WASHINGTON (ABP) — A case the Supreme Court took up Dec. 2 has the potential to create another legal landmark in a critical time for church-state relations, according to a group of First Amendment experts.
The Supreme Court heard oral arguments Dec. 2 in Locke vs. Davey. The day before, the Roundtable on Religion and Social Welfare Policy released a new report analyzing the case and the current state of the law in other areas regarding government funding for religious groups.
“I can't think of another time in recent history when the constellation of issues surrounding church-state relations has been more prominent,” said Richard Nathan, the Roundtable's executive director, in a press event accompanying the report's release.
The case “has the potential to be very significant,” according to Ira Lupu and Robert Tuttle, George Washington University Law School professors who authored the report and serve as the Roundtable's resident legal scholars.
In Locke vs.
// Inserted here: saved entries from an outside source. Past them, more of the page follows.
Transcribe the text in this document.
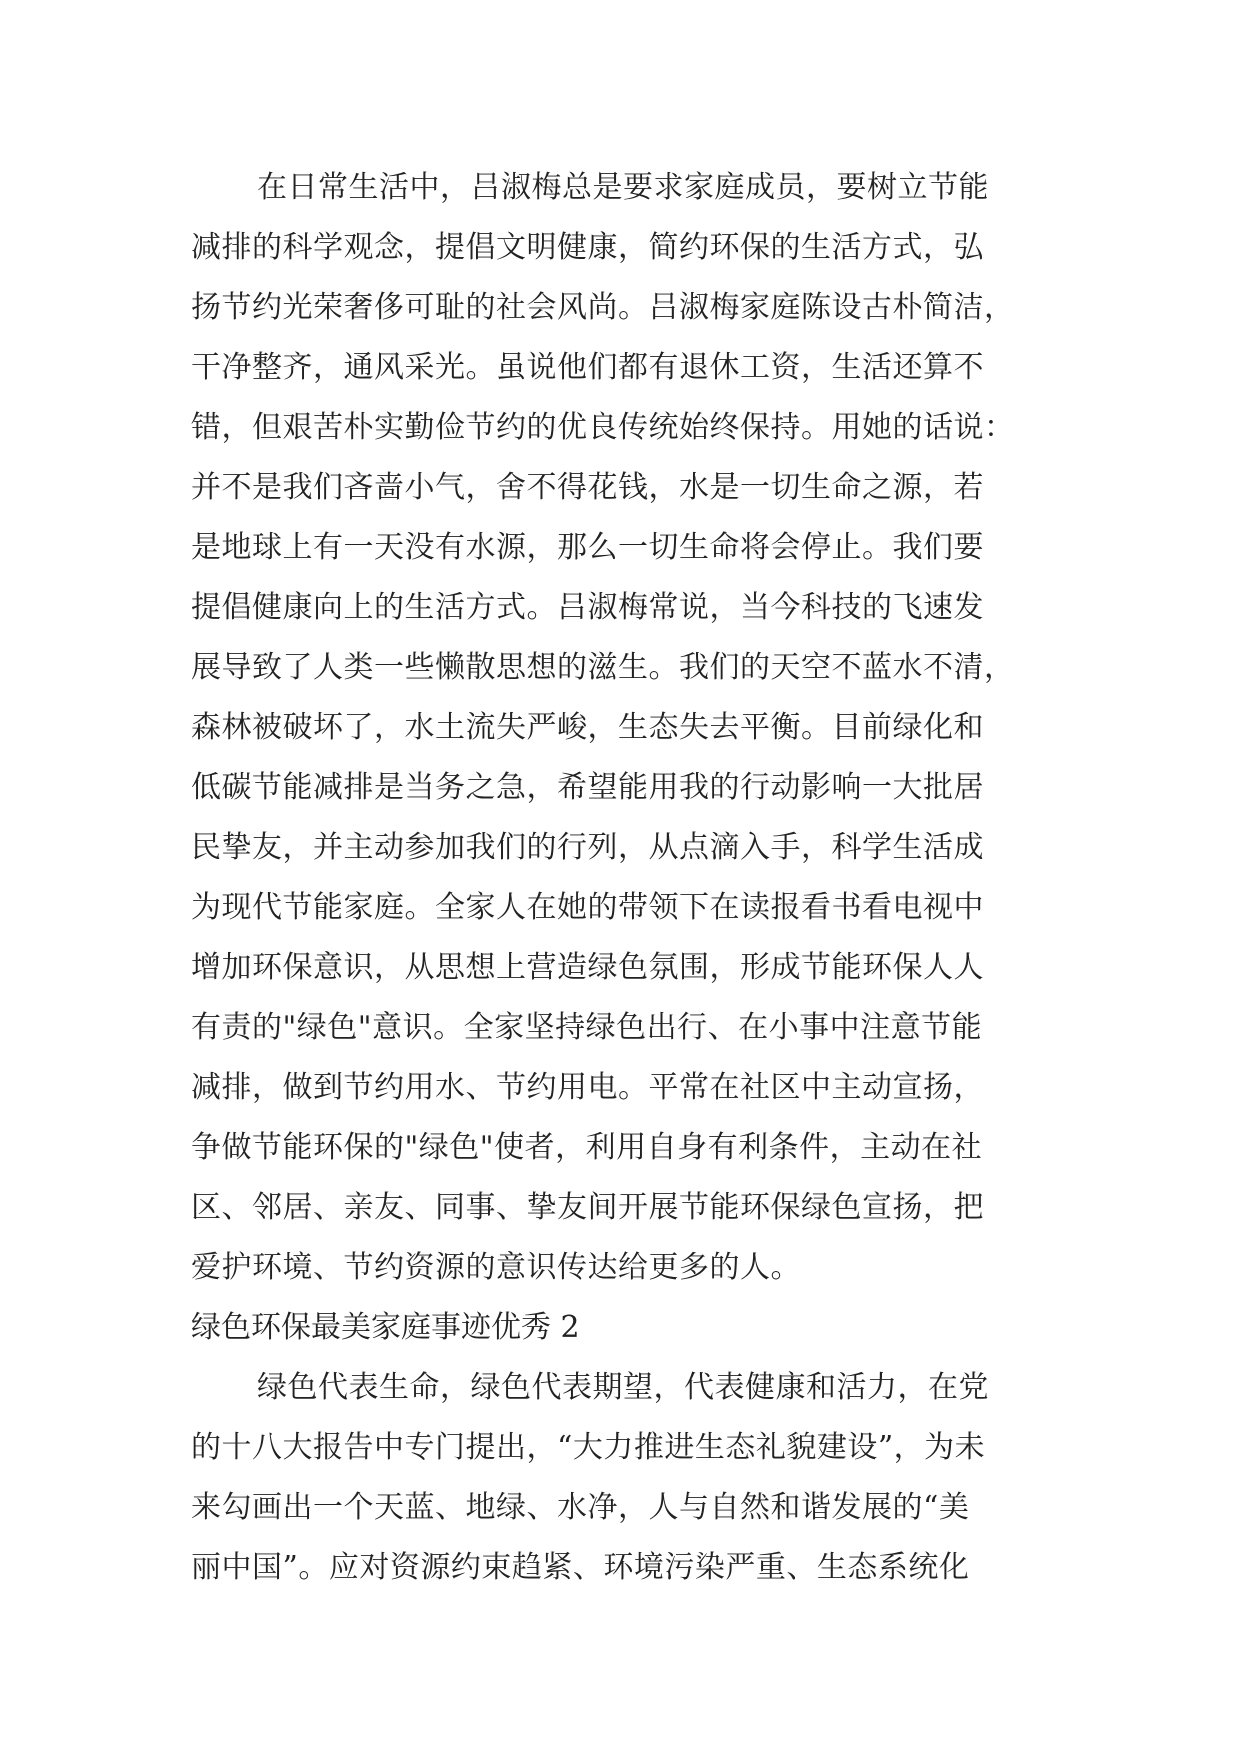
在日常生活中，吕淑梅总是要求家庭成员，要树立节能
减排的科学观念，提倡文明健康，简约环保的生活方式，弘
扬节约光荣奢侈可耻的社会风尚。吕淑梅家庭陈设古朴简洁，
干净整齐，通风采光。虽说他们都有退休工资，生活还算不
错，但艰苦朴实勤俭节约的优良传统始终保持。用她的话说：
并不是我们吝啬小气，舍不得花钱，水是一切生命之源，若
是地球上有一天没有水源，那么一切生命将会停止。我们要
提倡健康向上的生活方式。吕淑梅常说，当今科技的飞速发
展导致了人类一些懒散思想的滋生。我们的天空不蓝水不清，
森林被破坏了，水土流失严峻，生态失去平衡。目前绿化和
低碳节能减排是当务之急，希望能用我的行动影响一大批居
民挚友，并主动参加我们的行列，从点滴入手，科学生活成
为现代节能家庭。全家人在她的带领下在读报看书看电视中
增加环保意识，从思想上营造绿色氛围，形成节能环保人人
有责的"绿色"意识。全家坚持绿色出行、在小事中注意节能
减排，做到节约用水、节约用电。平常在社区中主动宣扬，
争做节能环保的"绿色"使者，利用自身有利条件，主动在社
区、邻居、亲友、同事、挚友间开展节能环保绿色宣扬，把
爱护环境、节约资源的意识传达给更多的人。
绿色环保最美家庭事迹优秀 2
绿色代表生命，绿色代表期望，代表健康和活力，在党
的十八大报告中专门提出，“大力推进生态礼貌建设”，为未
来勾画出一个天蓝、地绿、水净，人与自然和谐发展的“美
丽中国”。应对资源约束趋紧、环境污染严重、生态系统化
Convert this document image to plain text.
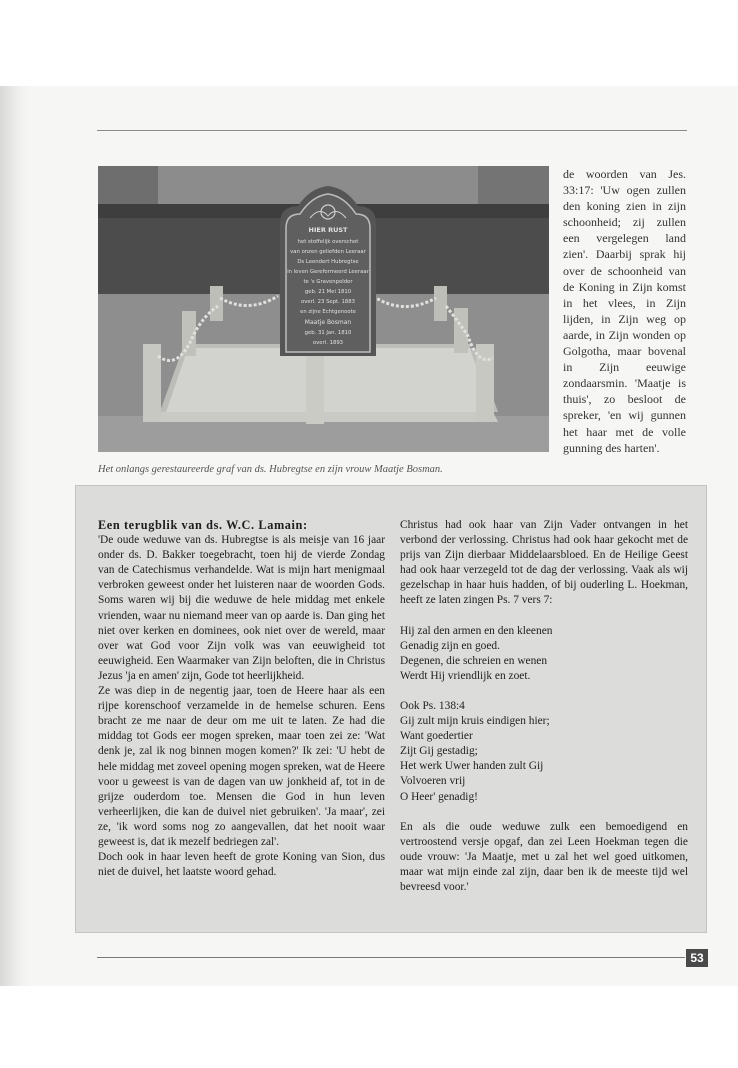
HIER RUST
het stoffelijk overschot
van onzen geliefden Leeraar
Ds Leendert Hubregtse
in leven Gereformeerd Leeraar
te 's Gravenpolder
geb. 21 Mei 1810
overl. 23 Sept. 1883
en zijne Echtgenoote
Maatje Bosman
geb. 31 Jan. 1810
overl. 1893
Het onlangs gerestaureerde graf van ds. Hubregtse en zijn vrouw Maatje Bosman.
de woorden van Jes. 33:17: 'Uw ogen zullen den koning zien in zijn schoonheid; zij zullen een vergelegen land zien'. Daarbij sprak hij over de schoonheid van de Koning in Zijn komst in het vlees, in Zijn lijden, in Zijn weg op aarde, in Zijn wonden op Golgotha, maar bovenal in Zijn eeuwige zondaarsmin. 'Maatje is thuis', zo besloot de spreker, 'en wij gunnen het haar met de volle gunning des harten'.

Een terugblik van ds. W.C. Lamain:

'De oude weduwe van ds. Hubregtse is als meisje van 16 jaar onder ds. D. Bakker toegebracht, toen hij de vierde Zondag van de Catechismus verhandelde. Wat is mijn hart menigmaal verbroken geweest onder het luisteren naar de woorden Gods. Soms waren wij bij die weduwe de hele middag met enkele vrienden, waar nu niemand meer van op aarde is. Dan ging het niet over kerken en dominees, ook niet over de wereld, maar over wat God voor Zijn volk was van eeuwigheid tot eeuwigheid. Een Waarmaker van Zijn beloften, die in Christus Jezus 'ja en amen' zijn, Gode tot heerlijkheid.

Ze was diep in de negentig jaar, toen de Heere haar als een rijpe korenschoof verzamelde in de hemelse schuren. Eens bracht ze me naar de deur om me uit te laten. Ze had die middag tot Gods eer mogen spreken, maar toen zei ze: 'Wat denk je, zal ik nog binnen mogen komen?' Ik zei: 'U hebt de hele middag met zoveel opening mogen spreken, wat de Heere voor u geweest is van de dagen van uw jonkheid af, tot in de grijze ouderdom toe. Mensen die God in hun leven verheerlijken, die kan de duivel niet gebruiken'. 'Ja maar', zei ze, 'ik word soms nog zo aangevallen, dat het nooit waar geweest is, dat ik mezelf bedriegen zal'.

Doch ook in haar leven heeft de grote Koning van Sion, dus niet de duivel, het laatste woord gehad.

Christus had ook haar van Zijn Vader ontvangen in het verbond der verlossing. Christus had ook haar gekocht met de prijs van Zijn dierbaar Middelaarsbloed. En de Heilige Geest had ook haar verzegeld tot de dag der verlossing. Vaak als wij gezelschap in haar huis hadden, of bij ouderling L. Hoekman, heeft ze laten zingen Ps. 7 vers 7:

Hij zal den armen en den kleenen

Genadig zijn en goed.

Degenen, die schreien en wenen

Werdt Hij vriendlijk en zoet.

Ook Ps. 138:4

Gij zult mijn kruis eindigen hier;

Want goedertier

Zijt Gij gestadig;

Het werk Uwer handen zult Gij

Volvoeren vrij

O Heer' genadig!

En als die oude weduwe zulk een bemoedigend en vertroostend versje opgaf, dan zei Leen Hoekman tegen die oude vrouw: 'Ja Maatje, met u zal het wel goed uitkomen, maar wat mijn einde zal zijn, daar ben ik de meeste tijd wel bevreesd voor.'

53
Davey, the court may decide whether states must, in some circumstances, provide funding for a program of religious education if it provides funding for other sorts of programs.
In the case, Washington resident Joshua Davey received a state-funded tuition grant to attend a Seattle-area Bible college. However, the state revoked the scholarship when Davey declared a double major that included pastoral ministries, citing a provision in Washington's constitution that prohibits the state from spending any money on religious instruction.
Davey sued the state and lost, but the ruling was reversed by the 9th U.S. Circuit Court of Appeals, which said the state's decision violated Davey's right to free exercise of religion.
Washington's constitutional provision is similar to clauses of several other state constitutions, sometimes collectively referred to as “Blaine amendments” by supporters of public money for religious education.
Some such state constitutional provisions were modeled after a 19th-century amendment former Sen. James Blaine of Maine unsuccessfully proposed to the U.S. Constitution. While critics of the so-called Blaine amendments say the provisions had their origins in anti-Catholic bias rampant at the time, opponents of government funding for religious instruction say that argument is an oversimplification and that bad motivations don't necessarily make for bad laws.
The state Blaine amendments are seen by both sides as the last major legal obstacle to government funding for religious schools and other religious organizations.
Many groups that support government funding for religious institutions have filed friend-of-the-court briefs on Davey's side in the case, supporting his argument that Blaine-like state provisions unfairly violate free exercise of religion.
Lupu and Tuttle assert that a broad decision in Davey's favor on free-exercise grounds would have wide-ranging implications.
“The consequences of accepting this argument in its broadest form are sweeping,” the law professors write. “States will be obliged to include religious entities that otherwise meet relevant eligibility requirements in every program — school vouchers, or any sort of services — in which the state includes private secular entities.”
Holly Hollman, general counsel for the Baptist Joint Committee on Public Affairs, said in a Dec. 1 press release that such a decision would be a “quantum leap” for the Supreme Court to make. “It is one thing to say that indirect funding of religious education is permissible; it is quite another to say it is required.”
Hollman's organization as well as several other religious and civil-rights groups that support strict church-state separation have filed friend-of-the-court briefs arguing against a broad ruling in Davey's favor.
“Washington did not deny Davey tuition because he is religious,” Hollman said. “Washington simply made the rational decision that the training of ministers was not an appropriate activity for taxpayers to subsidize.”
Lupu and Tuttle also warn that such an all-encompassing decision could ultimately be a two-edged sword for religious organizations that wish to receive government funding. Accepting Davey's approach, the scholars said, “would make constitutionally suspect every state policy that treats religious activities or institutions differently from their secular counterparts.”
This could lay the legal groundwork for courts to become completely neutral toward religion, Lupu warned at the Dec. 1 press conference. Such a strict “neutrality” doctrine could end up stripping religious institutions of some of the special protections they enjoy under federal law, such as for land use or tax exemption.
A decision in the case, No. 02-1315, is expected by the end of the court's session in June.